Sylvia Morand (T 09) est présidente de l’Association de médecines complémentaires vétérinaires (AMCV). Elle a assuré, avec les quatre autres membres du bureau, l’organisation de ce congrès.
Pourquoi proposer un congrès ouvert à la fois aux vétérinaires et au grand public ?
Cette idée a germé à l’issue de ma formation aux médecines complémentaires : je voulais réunir les praticiens pour continuer à échanger autour de ces sujets. C'est le congrès du Syndicat des professionnels de la naturopathie qui m'a inspiré l'ouverture au grand public. L’objectif est de ramener celui-ci vers les vétérinaires, parce qu'une multitude de personnes plus ou moins compétentes, plus ou moins honnêtes, gravitent autour de la santé animale, prétendant soigner par les plantes, ou parler aux animaux.
Mais au sein même de la profession, les approches complémentaires ne font pas l’unanimité…

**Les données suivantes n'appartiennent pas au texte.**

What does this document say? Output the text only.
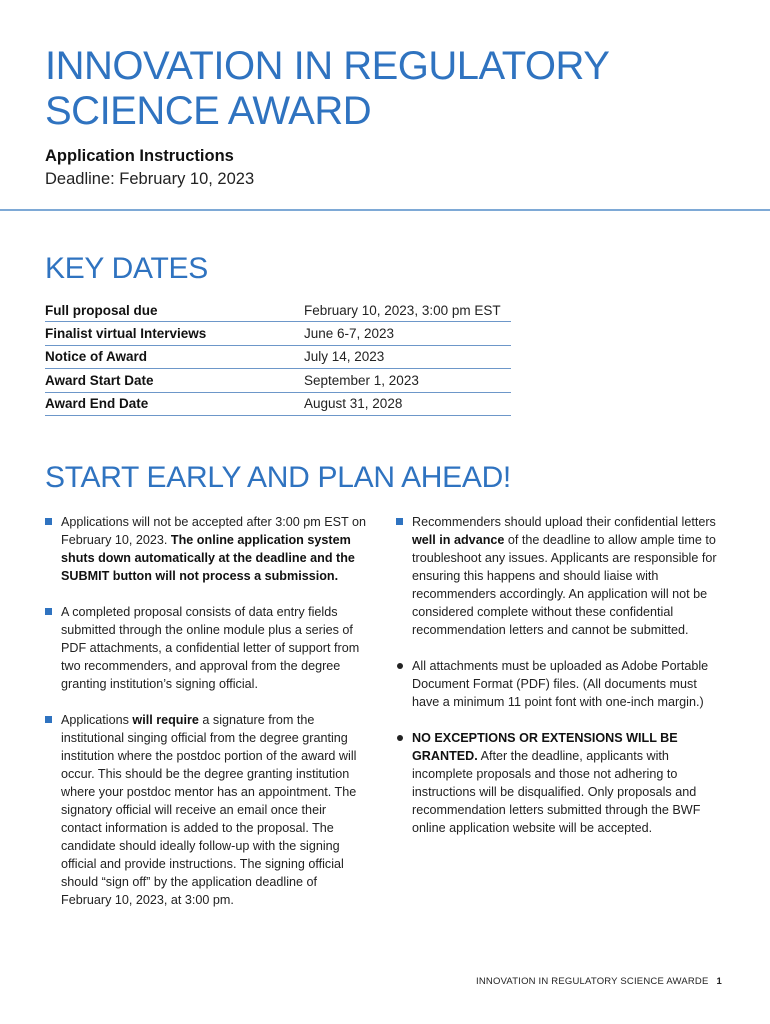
INNOVATION IN REGULATORY SCIENCE AWARD
Application Instructions
Deadline: February 10, 2023
KEY DATES
Full proposal due	February 10, 2023, 3:00 pm EST
Finalist virtual Interviews	June 6-7, 2023
Notice of Award	July 14, 2023
Award Start Date	September 1, 2023
Award End Date	August 31, 2028
START EARLY AND PLAN AHEAD!
Applications will not be accepted after 3:00 pm EST on February 10, 2023. The online application system shuts down automatically at the deadline and the SUBMIT button will not process a submission.
A completed proposal consists of data entry fields submitted through the online module plus a series of PDF attachments, a confidential letter of support from two recommenders, and approval from the degree granting institution’s signing official.
Applications will require a signature from the institutional singing official from the degree granting institution where the postdoc portion of the award will occur. This should be the degree granting institution where your postdoc mentor has an appointment. The signatory official will receive an email once their contact information is added to the proposal. The candidate should ideally follow-up with the signing official and provide instructions. The signing official should “sign off” by the application deadline of February 10, 2023, at 3:00 pm.
Recommenders should upload their confidential letters well in advance of the deadline to allow ample time to troubleshoot any issues. Applicants are responsible for ensuring this happens and should liaise with recommenders accordingly. An application will not be considered complete without these confidential recommendation letters and cannot be submitted.
All attachments must be uploaded as Adobe Portable Document Format (PDF) files. (All documents must have a minimum 11 point font with one-inch margin.)
NO EXCEPTIONS OR EXTENSIONS WILL BE GRANTED. After the deadline, applicants with incomplete proposals and those not adhering to instructions will be disqualified. Only proposals and recommendation letters submitted through the BWF online application website will be accepted.
INNOVATION IN REGULATORY SCIENCE AWARDE 1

L’AMCV ne cherche pas à opposer les médecines, ni à dénigrer l’allopathie. Nous prônons une approche intégrative et pragmatique, dans l’intérêt du patient. Pour ma part, je n’exerce plus en tant que vétérinaire praticienne : je travaille comme consultante en communication animale et en naturopathie, en référé exclusif. Au lancement de mon activité, je me suis présentée à une trentaine de cliniques des environs. Une seule a fermé la porte à toute collaboration. Mes clients me sont adressés par leurs vétérinaires traitants, dont je respecte toujours le discours, et cela fonctionne très bien.

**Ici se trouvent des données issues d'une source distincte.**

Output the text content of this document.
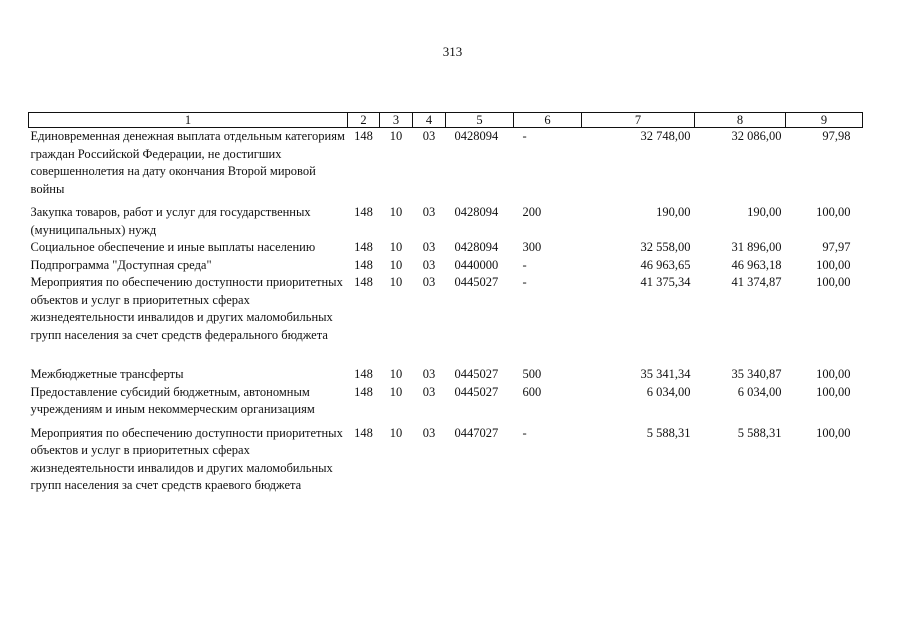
313
1	2	3	4	5	6	7	8	9
Единовременная денежная выплата отдельным категориям граждан Российской Федерации, не достигших совершеннолетия на дату окончания Второй мировой войны	148	10	03	0428094	-	32 748,00	32 086,00	97,98
Закупка товаров, работ и услуг для государственных (муниципальных) нужд	148	10	03	0428094	200	190,00	190,00	100,00
Социальное обеспечение и иные выплаты населению	148	10	03	0428094	300	32 558,00	31 896,00	97,97
Подпрограмма "Доступная среда"	148	10	03	0440000	-	46 963,65	46 963,18	100,00
Мероприятия по обеспечению доступности приоритетных объектов и услуг в приоритетных сферах жизнедеятельности инвалидов и других маломобильных групп населения за счет средств федерального бюджета	148	10	03	0445027	-	41 375,34	41 374,87	100,00
Межбюджетные трансферты	148	10	03	0445027	500	35 341,34	35 340,87	100,00
Предоставление субсидий бюджетным, автономным учреждениям и иным некоммерческим организациям	148	10	03	0445027	600	6 034,00	6 034,00	100,00
Мероприятия по обеспечению доступности приоритетных объектов и услуг в приоритетных сферах жизнедеятельности инвалидов и других маломобильных групп населения за счет средств краевого бюджета	148	10	03	0447027	-	5 588,31	5 588,31	100,00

Empirisme versus evidence-based medicine
Le deuxième congrès de l’AMCV aura certainement déçu les férus de l’evidence-based medicine ! Pas d’études « traitement versus placebo » en double aveugle randomisées, ni de méta-analyses au programme. Pour autant, les approches complémentaires séduisent de plus en plus de clients et de praticiens. Les premiers y ont souvent recours pour leurs animaux, après avoir été convaincus de leur efficacité sur eux-mêmes. Les seconds y trouvent un remède à l’ennui, ou à la frustration générée par l’exercice « classique » de la médecine vétérinaire, jugé trop standardisé, ou limité en termes de solutions thérapeutiques. Pour Leo Lisarde Irola (A 08), « l’aromathérapie selon la méthode Derval est une médecine passionnante, créative, où prime la réflexion ». Et qui lui a permis de diminuer de moitié ses prescriptions d’antibiotiques.